Problems

Listen to Maya, the likable narrator of Jade Sharma's righteous first novel, Problems: "This is life: You walk down this path and people join you. Then they leave, and you're alone again, and you keep replacing them. Then these people leave too." Maya's got problems in spades. Her alcoholic husband leaves her. Her older lover breaks off their affair.
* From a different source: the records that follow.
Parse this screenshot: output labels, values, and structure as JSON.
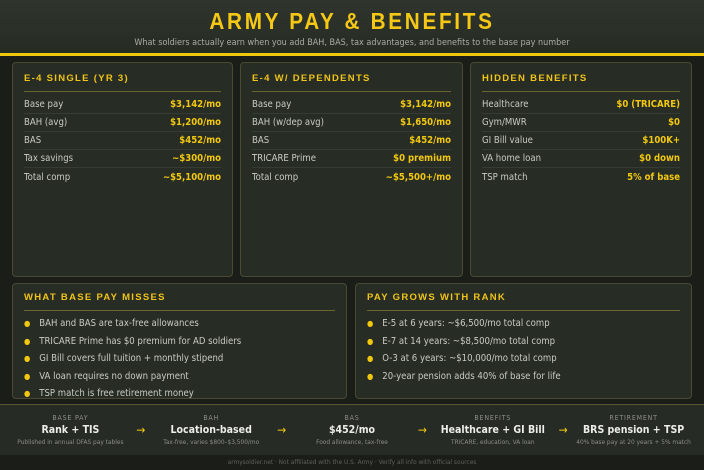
{
  "header": {
    "title": "ARMY PAY & BENEFITS",
    "subtitle": "What soldiers actually earn when you add BAH, BAS, tax advantages, and benefits to the base pay number"
  },
  "cards": [
    {
      "title": "E-4 SINGLE (YR 3)",
      "rows": [
        {
          "label": "Base pay",
          "value": "$3,142/mo"
        },
        {
          "label": "BAH (avg)",
          "value": "$1,200/mo"
        },
        {
          "label": "BAS",
          "value": "$452/mo"
        },
        {
          "label": "Tax savings",
          "value": "~$300/mo"
        },
        {
          "label": "Total comp",
          "value": "~$5,100/mo"
        }
      ]
    },
    {
      "title": "E-4 W/ DEPENDENTS",
      "rows": [
        {
          "label": "Base pay",
          "value": "$3,142/mo"
        },
        {
          "label": "BAH (w/dep avg)",
          "value": "$1,650/mo"
        },
        {
          "label": "BAS",
          "value": "$452/mo"
        },
        {
          "label": "TRICARE Prime",
          "value": "$0 premium"
        },
        {
          "label": "Total comp",
          "value": "~$5,500+/mo"
        }
      ]
    },
    {
      "title": "HIDDEN BENEFITS",
      "rows": [
        {
          "label": "Healthcare",
          "value": "$0 (TRICARE)"
        },
        {
          "label": "Gym/MWR",
          "value": "$0"
        },
        {
          "label": "GI Bill value",
          "value": "$100K+"
        },
        {
          "label": "VA home loan",
          "value": "$0 down"
        },
        {
          "label": "TSP match",
          "value": "5% of base"
        }
      ]
    }
  ],
  "lists": [
    {
      "title": "WHAT BASE PAY MISSES",
      "items": [
        "BAH and BAS are tax-free allowances",
        "TRICARE Prime has $0 premium for AD soldiers",
        "GI Bill covers full tuition + monthly stipend",
        "VA loan requires no down payment",
        "TSP match is free retirement money"
      ]
    },
    {
      "title": "PAY GROWS WITH RANK",
      "items": [
        "E-5 at 6 years: ~$6,500/mo total comp",
        "E-7 at 14 years: ~$8,500/mo total comp",
        "O-3 at 6 years: ~$10,000/mo total comp",
        "20-year pension adds 40% of base for life"
      ]
    }
  ],
  "flow": [
    {
      "kicker": "BASE PAY",
      "main": "Rank + TIS",
      "sub": "Published in annual DFAS pay tables"
    },
    {
      "kicker": "BAH",
      "main": "Location-based",
      "sub": "Tax-free, varies $800–$3,500/mo"
    },
    {
      "kicker": "BAS",
      "main": "$452/mo",
      "sub": "Food allowance, tax-free"
    },
    {
      "kicker": "BENEFITS",
      "main": "Healthcare + GI Bill",
      "sub": "TRICARE, education, VA loan"
    },
    {
      "kicker": "RETIREMENT",
      "main": "BRS pension + TSP",
      "sub": "40% base pay at 20 years + 5% match"
    }
  ],
  "arrow": "→",
  "footer": "armysoldier.net · Not affiliated with the U.S. Army · Verify all info with official sources",
  "colors": {
    "accent": "#f2c80f",
    "background": "#1b1d18",
    "card": "#272c25"
  }
}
Living on peach yogurt, cigarettes and fudge brownie ice cream, she works part time when she has to and fantasizes about life with a child: "Facebook with baby pictures, my hair in a baseball cap, complain about how tired I was." But mostly, she's a junkie--blissed out, strung out, turning Craigslist tricks for cash to score another bundle, trying to taper off with a recovering friend's Xanax and Suboxone, and knowing well that "this powder people snort or shoot... makes them feel good, but they end up turning into zombies, lying around, wasting their lives, getting older, and doing nothing."

An MFA graduate of New York's New School, Sharma knows the city with its home-delivery drug dealers and its impossible costs, where "you work fifty million hours a week just to sleep in a room where only a bed fits." She knows addiction: "You have to be tough to be a drug addict. You have to sit there a lot of the time and be sick." And she knows Maya, her voice by turns raunchy, clever, spunky, sage, funny and forlorn as she barrels through the vicissitudes of a life of addiction grasping for an escape hatch--such a fresh voice that we can't help but hope she finds one. --Bruce Jacobs, founding partner, Watermark Books & Cafe, Wichita, Kan.